なぜウェーハ処理に金コーティングされた反射板を使用するのか? 正直に言って、半導体製造装置でエネルギーを無駄にするのは、悪い設計です。ヒーターを動かすと、その赤外線エネルギーの多くがただ跳ね返ったり、装置の内部に漏れ出したりしてしまいます。これは明らかな無駄遣いです。だからこそ、反射面に金コーティングを施すのです。これにより、エネルギーの漏れを防ぐことができます。
金の反射特性について
金が使われるのは、装置を見栄え良くするためではありません。それは物理的な性質によるものです。 金は長波長の赤外線を非常に効果的に反射します。一方、通常のアルミニウムは温度が上がるにつれて反射能力が低下しますが、金は安定して反射し続けます。つまり、加熱要素から出るほぼ全てのエネルギーがウェーハに届くのです。 これにより、より精密な制御が可能になります。また、エネルギーが必要な場所に正確に送られるため、目標温度に到達するために高い出力を使う必要もありません。
配線と「過度な発熱」の問題
このような高いエネルギーを扱う場合、配線も十分な耐久性が必要です。私たちはテフロン絶縁体を使うのは、単純に溶けないからです。 これにより、ランプの近くでの極端な高温にも耐えられ、ガスが発生することもありません。もし絶縁体が破壊されると、ウェーハに汚染物質が付着してしまい、それは避けたい状況です。 しかし、注意点もあります。金コーティングされた反射板は非常に効率的なため、大量の熱がウェーハに集中します。もし冷却システムがその急激な温度上昇に対応できなければ、周囲のセンサーが損傷する可能性があります。
保守に関する注意点
金は最適な材料ですが、実際にはとても柔らかいのです。
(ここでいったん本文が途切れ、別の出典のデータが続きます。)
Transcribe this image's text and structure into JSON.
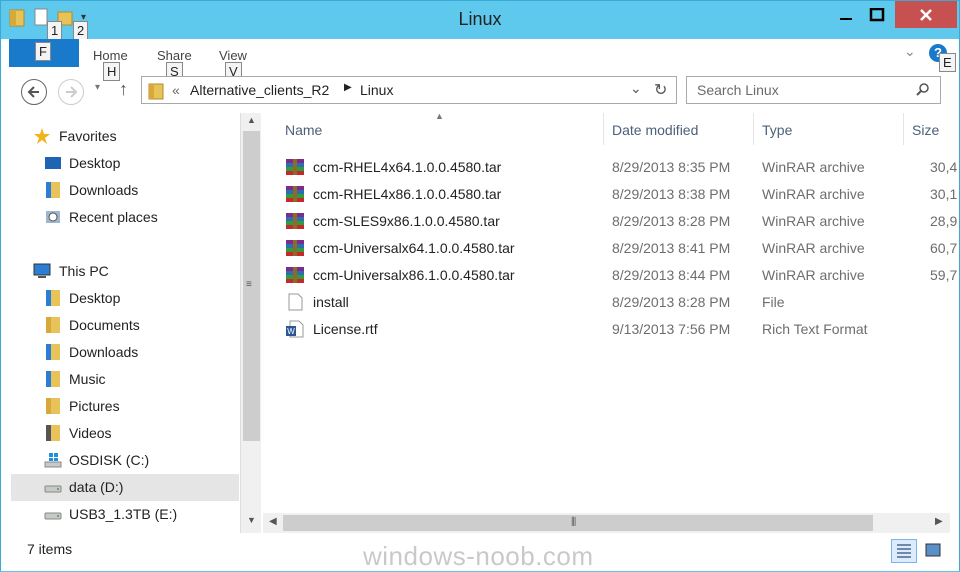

本当に柔らかいのです。 もし保守チームが清掃時に研磨剤入りのクリーニングパッドを使ってしまうと、コーティングが傷ついてしまいます。そうなると、ウェーハに「低温部分」ができ、熱分布が乱れてしまいます。必ず非研磨性の清掃方法を用いてください。それが、反射率を一定に保つ唯一の方法です。 配線が適切でコーティングが無事なら、何も問題ありません。ウェーハ全体に均一で安定した熱分布が得られます。